Many such cases are not made public as victims do not come forward, says Malaysian Medical Association president Datuk Dr M. Subramaniam.
“Some complain, some don’t; but if you do decide to go under the knife, please be very certain of that person’s qualifications,” he said, adding that only qualified plastic surgeons are allowed to carry out invasive procedures such as liposuction.
His comments come following the death of 23-year-old Coco Siew on Saturday.
Siew died allegedly after undergoing a liposuction procedure at a beauty salon in Kuala Lumpur, which apparently does not have a licence.
Malaysian Association of Plastic Aesthetics and Craniomaxillofacial Surgeons president Dr V. Regunathan said liposuction is generally a safe procedure if carried out by qualified professionals in a proper setting.
“It is a hospital-based procedure which is done in an operating theatre.
“If large volumes of fat is taken out, then the patient will be put under general anaesthesia,” he said.
The patient will then be warded for observation for about two days before being discharged.
However, he cautioned that there have also been incidents of deaths when professionals do the task and most of them were caused by anaesthetic complications or from lack of proper observation.
As invasive procedures like liposuction can only be done by qualified surgeons, Dr Regunathan said local councils should look into establishments that promote such services without proper qualifications.
“They can take action on them for offering services that go beyond their territory. It is a crime for anyone without the right qualifications to perform invasive procedures,” he said.
President of the Association of International Certified Aesthetician Malaysia (AICA) Prof Dr Ng Wee Kiong said authorities have a role to play in ensuring the strict compliance of ethics by players in the industry.
“There is a lack of enforcement by the Health Ministry as most laws focus on the pharmaceutical and medical professions but not the beauty industry,” he claimed.

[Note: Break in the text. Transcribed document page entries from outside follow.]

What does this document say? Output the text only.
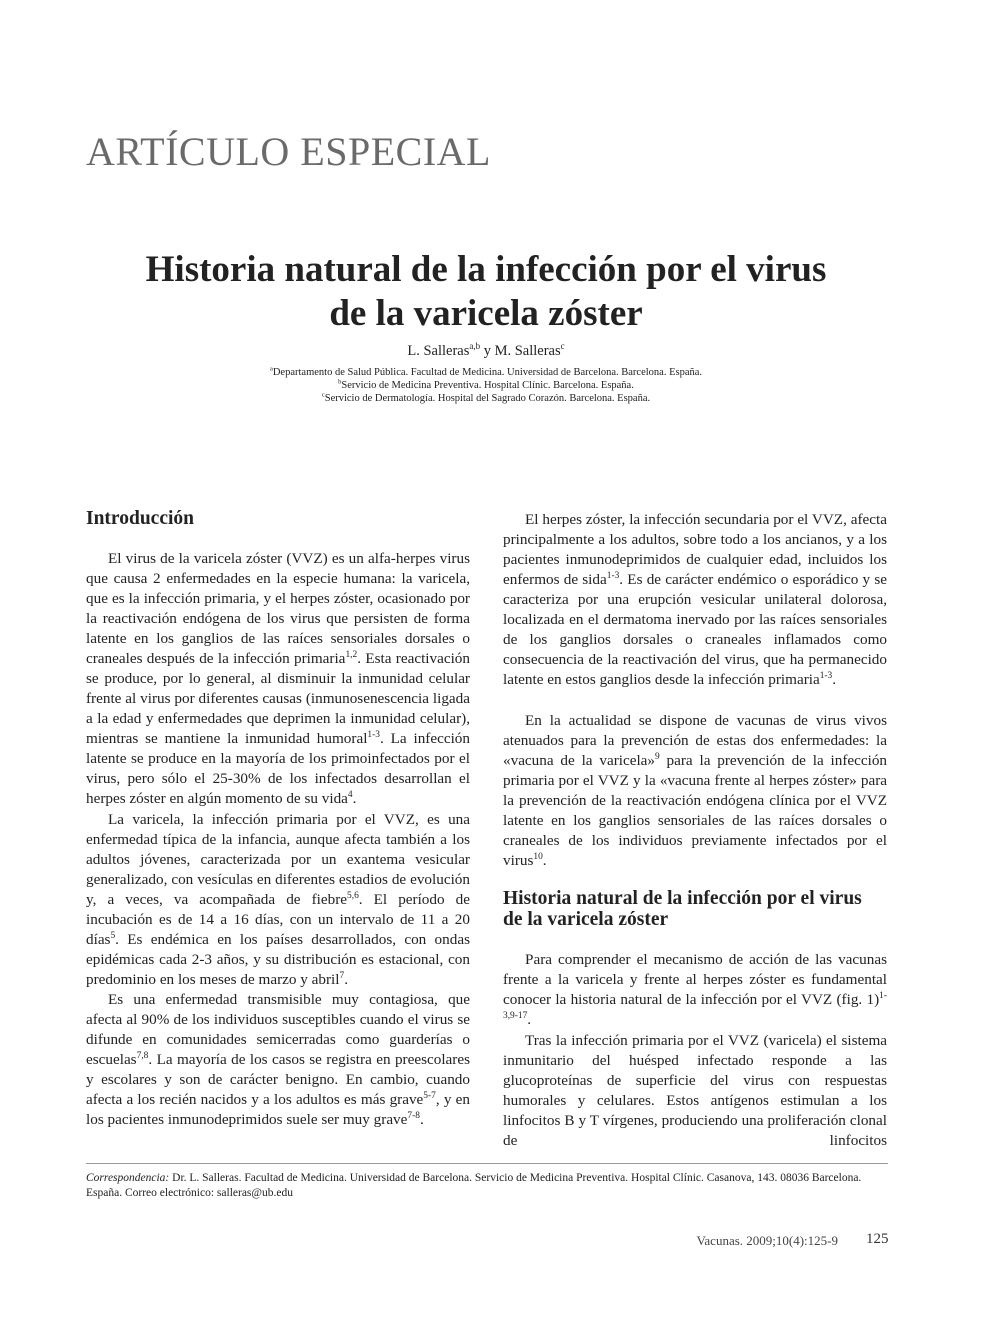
ARTÍCULO ESPECIAL
Historia natural de la infección por el virus
de la varicela zóster
L. Salleras$^{a,b}$ y M. Salleras$^c$
$^a$Departamento de Salud Pública. Facultad de Medicina. Universidad de Barcelona. Barcelona. España.
$^b$Servicio de Medicina Preventiva. Hospital Clínic. Barcelona. España.
$^c$Servicio de Dermatología. Hospital del Sagrado Corazón. Barcelona. España.
Introducción

El virus de la varicela zóster (VVZ) es un alfa-herpes virus que causa 2 enfermedades en la especie humana: la varicela, que es la infección primaria, y el herpes zóster, ocasionado por la reactivación endógena de los virus que persisten de forma latente en los ganglios de las raíces sensoriales dorsales o craneales después de la infección primaria$^{1,2}$. Esta reactivación se produce, por lo general, al disminuir la inmunidad celular frente al virus por diferentes causas (inmunosenescencia ligada a la edad y enfermedades que deprimen la inmunidad celular), mientras se mantiene la inmunidad humoral$^{1-3}$. La infección latente se produce en la mayoría de los primoinfectados por el virus, pero sólo el 25-30% de los infectados desarrollan el herpes zóster en algún momento de su vida$^4$.

La varicela, la infección primaria por el VVZ, es una enfermedad típica de la infancia, aunque afecta también a los adultos jóvenes, caracterizada por un exantema vesicular generalizado, con vesículas en diferentes estadios de evolución y, a veces, va acompañada de fiebre$^{5,6}$. El período de incubación es de 14 a 16 días, con un intervalo de 11 a 20 días$^5$. Es endémica en los países desarrollados, con ondas epidémicas cada 2-3 años, y su distribución es estacional, con predominio en los meses de marzo y abril$^7$.

Es una enfermedad transmisible muy contagiosa, que afecta al 90% de los individuos susceptibles cuando el virus se difunde en comunidades semicerradas como guarderías o escuelas$^{7,8}$. La mayoría de los casos se registra en preescolares y escolares y son de carácter benigno. En cambio, cuando afecta a los recién nacidos y a los adultos es más grave$^{5-7}$, y en los pacientes inmunodeprimidos suele ser muy grave$^{7-8}$.

El herpes zóster, la infección secundaria por el VVZ, afecta principalmente a los adultos, sobre todo a los ancianos, y a los pacientes inmunodeprimidos de cualquier edad, incluidos los enfermos de sida$^{1-3}$. Es de carácter endémico o esporádico y se caracteriza por una erupción vesicular unilateral dolorosa, localizada en el dermatoma inervado por las raíces sensoriales de los ganglios dorsales o craneales inflamados como consecuencia de la reactivación del virus, que ha permanecido latente en estos ganglios desde la infección primaria$^{1-3}$.

En la actualidad se dispone de vacunas de virus vivos atenuados para la prevención de estas dos enfermedades: la «vacuna de la varicela»$^9$ para la prevención de la infección primaria por el VVZ y la «vacuna frente al herpes zóster» para la prevención de la reactivación endógena clínica por el VVZ latente en los ganglios sensoriales de las raíces dorsales o craneales de los individuos previamente infectados por el virus$^{10}$.

Historia natural de la infección por el virus
de la varicela zóster

Para comprender el mecanismo de acción de las vacunas frente a la varicela y frente al herpes zóster es fundamental conocer la historia natural de la infección por el VVZ (fig. 1)$^{1-3,9-17}$.

Tras la infección primaria por el VVZ (varicela) el sistema inmunitario del huésped infectado responde a las glucoproteínas de superficie del virus con respuestas humorales y celulares. Estos antígenos estimulan a los linfocitos B y T vírgenes, produciendo una proliferación clonal de linfocitos

Correspondencia: Dr. L. Salleras. Facultad de Medicina. Universidad de Barcelona. Servicio de Medicina Preventiva. Hospital Clínic. Casanova, 143. 08036 Barcelona. España. Correo electrónico: salleras@ub.edu
Vacunas. 2009;10(4):125-9 125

“The ministry should work hand in hand with the beauty associations to form an effective standards and control mechanism to ensure consumers’ safety and well-being,” he said in a statement.
He said AICA had previously stressed that services like breast implantation, liposuction and any related plastic surgeries are not within beauticians’ scope of services and they should not be providing them.
The association, he said, will be launching the Beauty Therapist & Aesthetic Medical Specialist Guidelines soon to serve as a foundation for beauty professionals to maintain the proper standards and ethics.